The Arriola court further held that "[m]ere inefficiency, unsatisfactory conduct, failure in good performance
as the result of inability or incapacity or inadvertences and ordinary negligence in isolated incidents, and
good faith errors in judgement or discretion were not considered 'misconduct' within the meaning of the
statute." Id.
¶9. In his order, Judge Smith referred to Carson having performed some kind of "card trick," presumably
while on the job. There is absolutely no evidence in the record before the Commission of any "card tricks"
being performed by Carson while on the job. We can only assume Judge Smith was referring to a statement
contained in a letter sent to the circuit court on April 21, 1999, six days after the director of the
unemployment insurance division of the MESC had certified the record of the proceedings before the
Commission. This letter was improperly considered by Judge Smith.
¶10. As stated, the circuit court sits as an appellate court and can only consider the record made before the
Board of Review. Mississippi Code Annotated § 71-5-531 (Supp. 1999) states that "[i]n any judicial
proceedings brought under [stated code section], the findings of the board of review as to the facts, if
supported by evidence and in the absence of fraud, shall be conclusive, and the jurisdiction of said court
shall be confined to questions of law."
¶11. We hold that there was substantial evidence to support the findings and decision of the Board of
Review and that the board did not misapply the applicable law. Accordingly, the judgment of the Circuit
Court of Walthall County is reversed and the decision of the Board of Review of the MESC is reinstated.
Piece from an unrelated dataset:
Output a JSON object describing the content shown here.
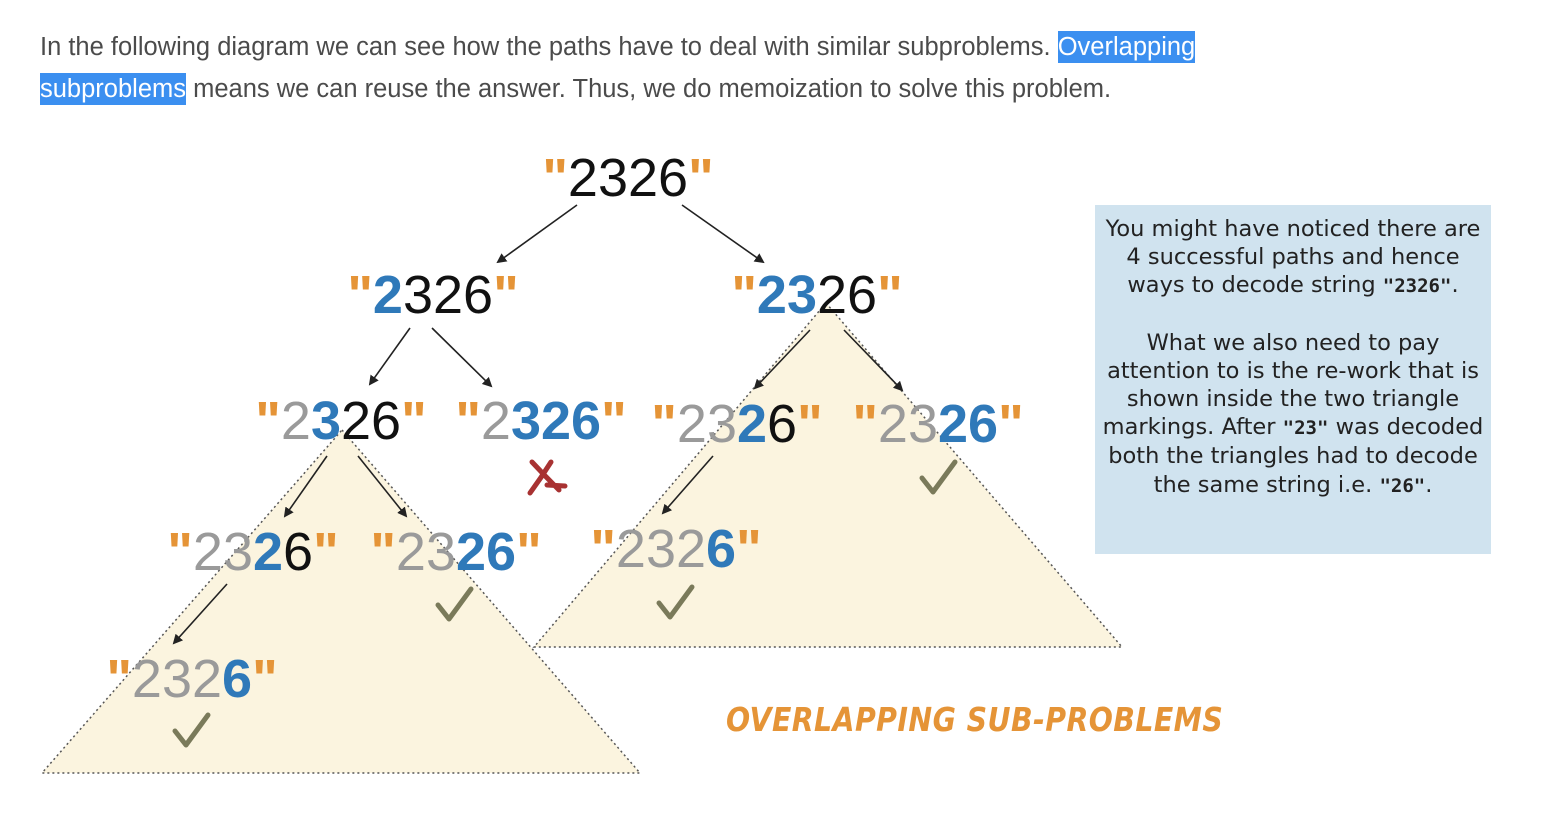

¶12. THE JUDGMENT OF THE CIRCUIT COURT OF WALTHALL COUNTY REVERSING
THE DECISION OF THE BOARD OF REVIEW OF THE MISSISSIPPI EMPLOYMENT
SECURITY COMMISSION IS REVERSED AND RENDERED AND THE DECISION OF
THE BOARD OF REVIEW OF THE MISSISSIPPI EMPLOYMENT SECURITY
COMMISSION IS REINSTATED. COSTS OF THIS APPEAL ARE ASSESSED TO THE
APPELLEE.
McMILLIN, C.J., KING AND SOUTHWICK, P.JJ., BRIDGES, MOORE, MYERS,
PAYNE, AND THOMAS, JJ., CONCUR. LEE, J., CONCURS WITH SEPARATE
WRITTEN OPINION JOINED BY BRIDGES, J.
LEE, J., CONCURRING:
¶13. It is with great reluctance that I join the opinion of the majority. It is apparent from the testimony at the
hearing before the referee that Carson was capable of fulfilling his employment obligations. In fact, for the
first week and a half he was employed with Universal his performance was adequate, subsequently his
quality of work deteriorated. In the referee's findings of fact he stated that the "claimant did not intentionally
do anything against the best interest of the employer." I do not find this to be consistent with the testimony
given at the hearing; however, as an appeals court we must defer to the findings of fact made by the Board
of Review.
BRIDGES, J., JOINS THIS SEPARATE WRITTEN OPINION.